Prelude> filter ((1==).length.filter('='==)) $ sequence test
["13=7","13=8","14=7","14=8","1=57","1=58","1=67","1=68","23=7","23=8","24=7","24=8","2=57","2=58","2=67","2=68"]
您指出了一个缺点:假设我们有以下字符串列表:["=", "=", "0123456789", "0123456789"]。我们将生成100个组合并将其全部删除。
您可以将组合视为一棵树。对于["12", "34"],您具有:
/ \
1 2
/ \ / \
3 4 3 4
您可以修剪树:当路径上有两个=时,只需忽略子树。
让我们尝试去做。首先,一个简单的combinations函数:
Prelude> :set +m
Prelude> let combinations :: [String] -> [String]

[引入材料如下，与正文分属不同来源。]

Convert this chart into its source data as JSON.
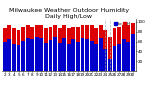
{
  "title": "Milwaukee Weather Outdoor Humidity",
  "subtitle": "Daily High/Low",
  "high_values": [
    88,
    93,
    87,
    84,
    90,
    93,
    90,
    93,
    93,
    87,
    90,
    93,
    87,
    93,
    87,
    90,
    90,
    93,
    93,
    93,
    87,
    93,
    83,
    70,
    87,
    90,
    93,
    93,
    97
  ],
  "low_values": [
    60,
    65,
    55,
    52,
    62,
    68,
    65,
    70,
    68,
    58,
    63,
    70,
    58,
    68,
    55,
    65,
    60,
    68,
    65,
    62,
    55,
    68,
    45,
    25,
    50,
    55,
    65,
    60,
    75
  ],
  "high_color": "#dd0000",
  "low_color": "#0000cc",
  "dashed_indices": [
    22,
    23
  ],
  "bg_color": "#ffffff",
  "ylim": [
    0,
    105
  ],
  "yticks": [
    20,
    40,
    60,
    80,
    100
  ],
  "ytick_labels": [
    "20",
    "40",
    "60",
    "80",
    "100"
  ],
  "title_fontsize": 4.5,
  "tick_fontsize": 3.0,
  "legend_fontsize": 3.0,
  "bar_width": 0.42
}
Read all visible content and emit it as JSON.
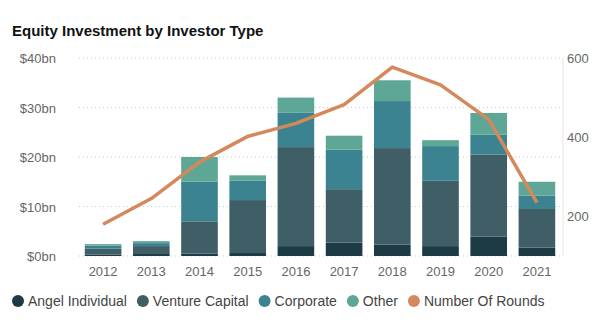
{
  "chart_data": {
    "type": "bar",
    "title": "Equity Investment by Investor Type",
    "stacked": true,
    "grid": true,
    "legend": "bottom",
    "categories": [
      "2012",
      "2013",
      "2014",
      "2015",
      "2016",
      "2017",
      "2018",
      "2019",
      "2020",
      "2021"
    ],
    "ylim": [
      0,
      40
    ],
    "yticks": [
      {
        "value": 0,
        "label": "$0bn"
      },
      {
        "value": 10,
        "label": "$10bn"
      },
      {
        "value": 20,
        "label": "$20bn"
      },
      {
        "value": 30,
        "label": "$30bn"
      },
      {
        "value": 40,
        "label": "$40bn"
      }
    ],
    "y2lim": [
      100,
      600
    ],
    "y2ticks": [
      200,
      400,
      600
    ],
    "series": [
      {
        "name": "Angel Individual",
        "type": "bar",
        "color": "#1c3b45",
        "values": [
          0.3,
          0.4,
          0.5,
          0.6,
          2,
          2.7,
          2.3,
          2,
          3.9,
          1.7
        ]
      },
      {
        "name": "Venture Capital",
        "type": "bar",
        "color": "#3f5e65",
        "values": [
          1.2,
          1.6,
          6.5,
          10.7,
          20,
          10.8,
          19.5,
          13.2,
          16.6,
          7.8
        ]
      },
      {
        "name": "Corporate",
        "type": "bar",
        "color": "#3b8391",
        "values": [
          0.6,
          0.6,
          8,
          3.9,
          7,
          8,
          9.5,
          7,
          4,
          2.7
        ]
      },
      {
        "name": "Other",
        "type": "bar",
        "color": "#5ea796",
        "values": [
          0.3,
          0.4,
          5,
          1.1,
          3,
          2.8,
          4.2,
          1.2,
          4.4,
          2.8
        ]
      },
      {
        "name": "Number Of Rounds",
        "type": "line",
        "axis": "y2",
        "color": "#d4895c",
        "values": [
          180,
          245,
          337,
          402,
          435,
          482,
          577,
          532,
          445,
          235
        ]
      }
    ]
  }
}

Prelude| combinations [] = [""]
Prelude| combinations (cs:ts) = [c:t | c<-cs, t<-combinations ts]
Prelude|
Prelude> combinations test
["1357","1358","1367","1368","13=7","13=8","1457","1458","1467","1468","14=7","14=8","1=57","1=58","1=67","1=68","1==7","1==8","2357","2358","2367","2368","23=7","23=8","2457","2458","2467","2468","24=7","24=8", ...]
第二,我们需要一个变量来存储遇到的=个符号的当前数量:
=符号,只需放下子树=的情况下到达组合的结尾,请删除组合即:
Prelude> let combinations' :: [String] -> Int -> [String]
Prelude| combinations' [] n= if n==1 then [""] else []
Prelude| combinations' (cs:ts) n = [c:t | c<-cs, let p = n+(fromEnum $ c=='='), p <= 1, t<-combinations' ts p]
Prelude|
Prelude> combinations' test 0
["13=7","13=8","14=7","14=8","1=57","1=58","1=67","1=68","23=7","23=8","24=7","24=8","2=57","2=58","2=67","2=68"]
p作为路径上新的=符号:如果p>1,则删除子树。n为零,则路径中没有任何=符号,请删除组合。您可以使用变量n存储更多信息,例如最后一个字符的类型(避免使用+*序列)。